Bruno Maddox - My Little Blue Dress

My Little Blue Dress
Author(s) Bruno Maddox
Country United States
Language English
Genre(s) Literary fiction
Publisher Viking Press
Publication date 2001
Pages 256
ISBN 978-0-670-88483-4
OCLC Number 44592794
Dewey Decimal 813/.6 21
LC Classification PS3563.A339444 M34 2001

In 1999, Maddox sold the advance rights to his first novel, My Little Blue Dress, to a German publisher based on a five-page fax proposal he sent on the advice of his literary agent John Brockman. Within a week Brockman managed to sell the rights to the novel to publishers in an additional eight countries on the strength of the proposal alone. (Maddox had not yet written even an initial manuscript.)

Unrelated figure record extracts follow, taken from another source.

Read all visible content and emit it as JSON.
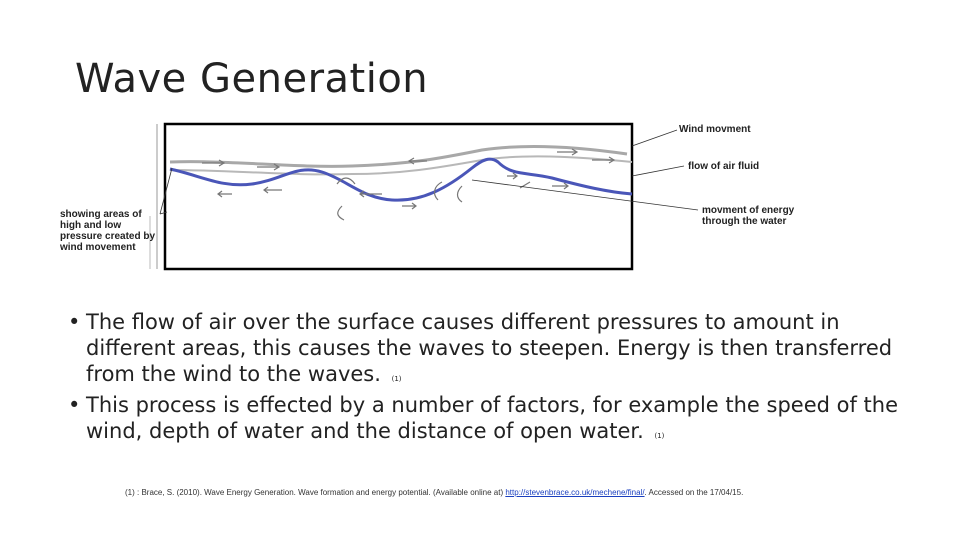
{
  "slide": {
    "title": "Wave Generation"
  },
  "figure": {
    "labels": {
      "wind_movement": "Wind movment",
      "flow_of_air": "flow of air fluid",
      "energy": "movment of energy through the water",
      "pressure": "showing areas of high and low pressure created by wind movement"
    }
  },
  "bullets": [
    {
      "text": "The flow of air over the surface causes different pressures to amount in different areas, this causes the waves to steepen. Energy is then transferred from the wind to the waves.",
      "ref": "(1)"
    },
    {
      "text": "This process is effected by a number of factors, for example the speed of the wind, depth of water and the distance of open water.",
      "ref": "(1)"
    }
  ],
  "footnote": {
    "prefix": "(1) : Brace, S. (2010). Wave Energy Generation. Wave formation and energy potential. (Available online at) ",
    "link": "http://stevenbrace.co.uk/mechene/final/",
    "suffix": ". Accessed on the 17/04/15."
  },
  "colors": {
    "wave_line": "#4a56b8",
    "air_flow": "#a8a8a8",
    "frame": "#000000"
  }
}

It was a pretty terrifying experience, suddenly having a legal obligation to write an extremely difficult post-modern novel having never written anything before and also, stupidly, I told him I could do it in six months, which was just a conversational thing until it turned up in black and white in my contract. The six months came and went and my reputation in publishing at the moment is a reflection of the two and a half years I spent writing it longer than I should have done. The Dutch cancelled when the Millennium came and went, they decided it was a millennial book, but weirdly they would have accepted it in November of 1999, for a few days of millennial reading, they failed to see that it is obviously a twenty-first century book.

—Bruno Maddox, on the publishing of his first novel.

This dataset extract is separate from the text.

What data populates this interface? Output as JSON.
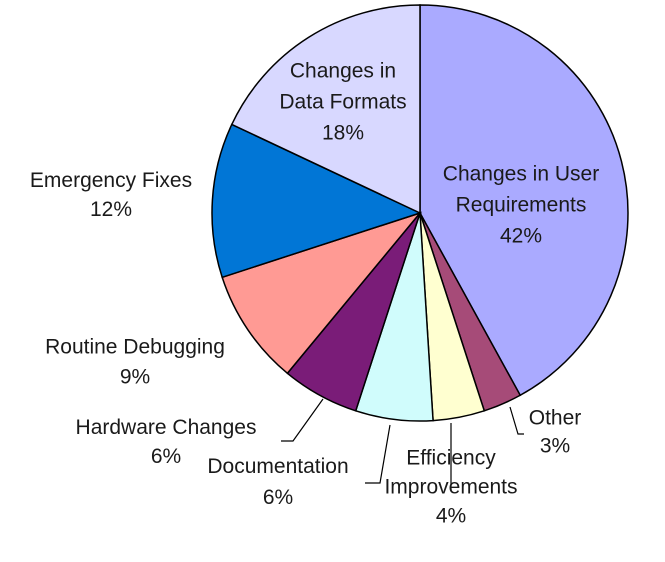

My Little Blue Dress was published in 2001 by Viking Press, a Penguin Group imprint. The novel begins as a memoir of a hundred-year-old woman, but several chapters later reveals itself to be a spoof of the genre. The protagonist is a fictional Bruno Maddox who is desperately attempting to create a forgery of an old woman's memoir in a single night. Several book reviewers avoided spoiling the novel's satire but others gave away its premise, reasoning that the publisher "reveal all on the book jacket anyway". The novel's intrigue lies in the mysterious reason compelling the fictional Maddox to forge a memoir.

Critics applauded My Little Blue Dress but also expressed some reservations. For example, Salon.com's Maria Russo cautioned that the novel "is one of those 'don't try this at home' literary experiments that could easily have turned into an unreadable, pretentious disaster", but concluded that Maddox "pulls it off with a kind of fearless pizzazz". The New York Times' Emily Barton conceded that "for all its blunders", Maddox delivers "a winsome and vastly entertaining novel".

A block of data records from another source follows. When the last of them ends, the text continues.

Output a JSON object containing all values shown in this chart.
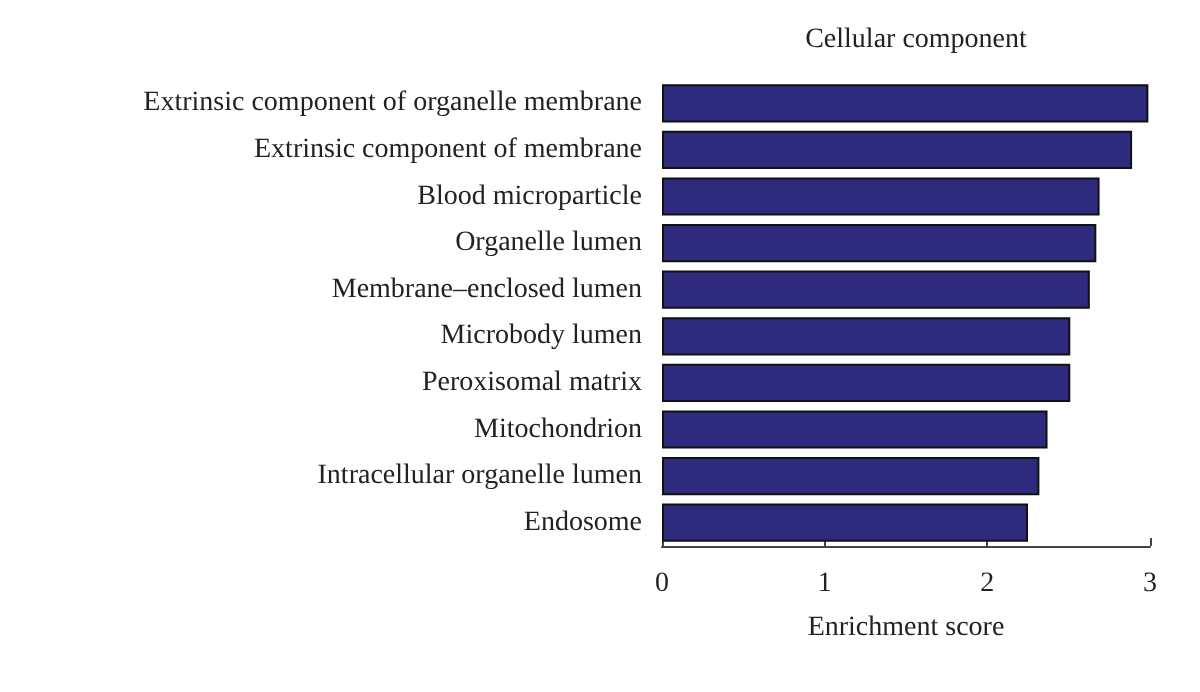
{
  "chart_data": {
    "type": "bar",
    "orientation": "horizontal",
    "title": "Cellular component",
    "xlabel": "Enrichment score",
    "categories": [
      "Extrinsic component of organelle membrane",
      "Extrinsic component of membrane",
      "Blood microparticle",
      "Organelle lumen",
      "Membrane–enclosed lumen",
      "Microbody lumen",
      "Peroxisomal matrix",
      "Mitochondrion",
      "Intracellular organelle lumen",
      "Endosome"
    ],
    "values": [
      2.99,
      2.89,
      2.69,
      2.67,
      2.63,
      2.51,
      2.51,
      2.37,
      2.32,
      2.25
    ],
    "color": "#2e2a7e",
    "xlim": [
      0,
      3
    ],
    "xticks": [
      0,
      1,
      2,
      3
    ],
    "grid": false
  }
}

In an interview, Maddox praised Bret Easton Ellis’s 1991 novel American Psycho, stating that he drew inspiration from protagonist Patrick Bateman's long-winded monologues about Phil Collins, restaurants, clothes, and how to remove blood from his carpets.

In 2001, Maddox promoted his first novel on a joint book tour billed as the "Minor Novelists Tour" with his friend William Monahan, another former Spy editor, but it was interrupted by the 9/11 attacks. Monahan's Light House: A Trifle was also published by a Penguin imprint. Several years later, Maddox gave some indication that he was working on a film adaptation of My Little Blue Dress, but it is unknown whether Maddox completed the script.